Surgeons are conducting amputations on hospital floors without anaesthetic, and children are forced to drink salty water, said Jean-Francois Corty, vice-president of Medecins du Monde, which has 20 staff on the ground.

The Palestinian telecommunications agency said Wednesday that phone and internet services had "been completely cut off in Gaza", the second such blackout in a week.

Palestinian residents told AFP they had evacuated from northern Gaza, as demanded by Israel, but they were still under threat.

"We've been told people are evacuating from Gaza City towards the central area of the Strip beyond the valley, so we headed there. After 20 days, we were bombarded. Three of our kids lost their lives and we all got injured," Amen Al Aqlouk told AFP.

"There is no hope in the Gaza Strip. It is not safe anymore here. When the border opens, everybody will leave and emigrate. We encounter death everyday, 24 hours a day."

Israeli officials said 70 trucks with aid were allowed to enter Gaza from Egypt Tuesday, one of the biggest flows since a US-brokered deal was reached, but much less than humanitarian groups say is needed.

Fearing supplies entering Gaza could be diverted to Hamas, or that aid shipments could conceal arms or other supplies, Israel's security personnel carry out stringent inspections that have slowed the flow of aid to a trickle.

'WE HAVE NO TEARS'

With fears mounting the violence could spiral into a regional war, US President Joe Biden called for "urgent mechanisms" to dial down tensions and said they would send his top diplomat Antony Blinken on another Middle East tour from Friday.

Israelis are facing a daily barrage of aerial attacks from Hamas and other Iran-backed groups around the Middle East.

Yemen's Huthi rebels said they had "launched a large batch of ballistic missiles... and a large number of armed aircraft" towards Israel on Tuesday.

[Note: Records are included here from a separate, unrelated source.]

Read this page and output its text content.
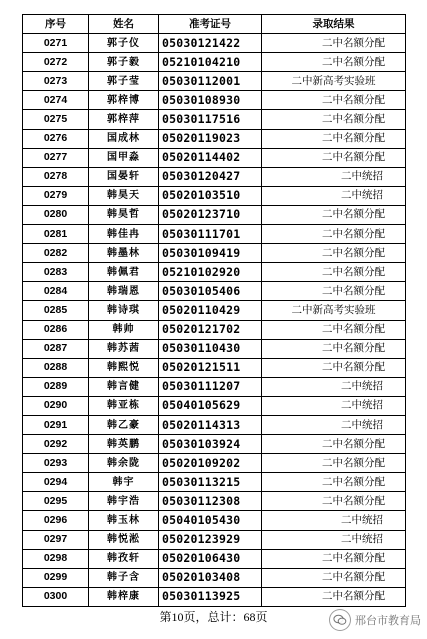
序号	姓名	准考证号	录取结果
0271	郭子仪	05030121422	二中名额分配
0272	郭子毅	05210104210	二中名额分配
0273	郭子莹	05030112001	二中新高考实验班
0274	郭梓博	05030108930	二中名额分配
0275	郭梓萍	05030117516	二中名额分配
0276	国成林	05020119023	二中名额分配
0277	国甲淼	05020114402	二中名额分配
0278	国晏轩	05030120427	二中统招
0279	韩昊天	05020103510	二中统招
0280	韩昊哲	05020123710	二中名额分配
0281	韩佳冉	05030111701	二中名额分配
0282	韩墨林	05030109419	二中名额分配
0283	韩佩君	05210102920	二中名额分配
0284	韩瑞恩	05030105406	二中名额分配
0285	韩诗琪	05020110429	二中新高考实验班
0286	韩帅	05020121702	二中名额分配
0287	韩苏茜	05030110430	二中名额分配
0288	韩熙悦	05020121511	二中名额分配
0289	韩言健	05030111207	二中统招
0290	韩亚栋	05040105629	二中统招
0291	韩乙豪	05020114313	二中统招
0292	韩英鹏	05030103924	二中名额分配
0293	韩余陇	05020109202	二中名额分配
0294	韩宇	05030113215	二中名额分配
0295	韩宇浩	05030112308	二中名额分配
0296	韩玉林	05040105430	二中统招
0297	韩悦淞	05020123929	二中统招
0298	韩孜轩	05020106430	二中名额分配
0299	韩子含	05020103408	二中名额分配
0300	韩梓康	05030113925	二中名额分配
第10页，总计：68页	邢台市教育局
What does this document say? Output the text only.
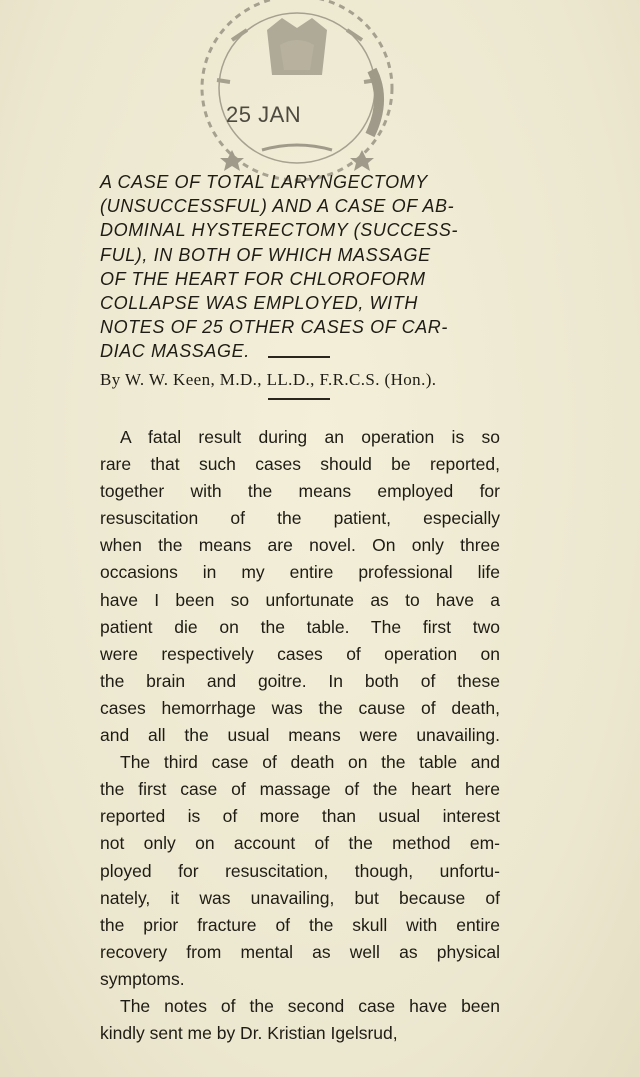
25 JAN
A CASE OF TOTAL LARYNGECTOMY
(UNSUCCESSFUL) AND A CASE OF AB-
DOMINAL HYSTERECTOMY (SUCCESS-
FUL), IN BOTH OF WHICH MASSAGE
OF THE HEART FOR CHLOROFORM
COLLAPSE WAS EMPLOYED, WITH
NOTES OF 25 OTHER CASES OF CAR-
DIAC MASSAGE.
By W. W. Keen, M.D., LL.D., F.R.C.S. (Hon.).
A fatal result during an operation is so
rare that such cases should be reported,
together with the means employed for
resuscitation of the patient, especially
when the means are novel. On only three
occasions in my entire professional life
have I been so unfortunate as to have a
patient die on the table. The first two
were respectively cases of operation on
the brain and goitre. In both of these
cases hemorrhage was the cause of death,
and all the usual means were unavailing.
The third case of death on the table and
the first case of massage of the heart here
reported is of more than usual interest
not only on account of the method em-
ployed for resuscitation, though, unfortu-
nately, it was unavailing, but because of
the prior fracture of the skull with entire
recovery from mental as well as physical
symptoms.
The notes of the second case have been
kindly sent me by Dr. Kristian Igelsrud,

Israel's military said a "hostile aircraft intrusion" had set off warning sirens in Eilat, its Red Sea resort, and a surface-to-surface missile was "successfully intercepted."

In the north, Israel has traded near-daily fire with Lebanon's Iran-backed Hezbollah movement.

And the families of hostages have an unbearable wait for news of relatives thought to be held in the labyrinth of tunnels deep below Gaza.

Ayelet Sella, whose seven cousins were kidnapped from one of the kibbutz communities raided by Hamas gunmen, said she could find "no rest" until her loved ones are returned.

"We have no tears, our eyes are dry, we are empty three weeks on," said Sella, speaking to AFP at the Great Synagogue in Paris. "I only ask for one thing, that they come back."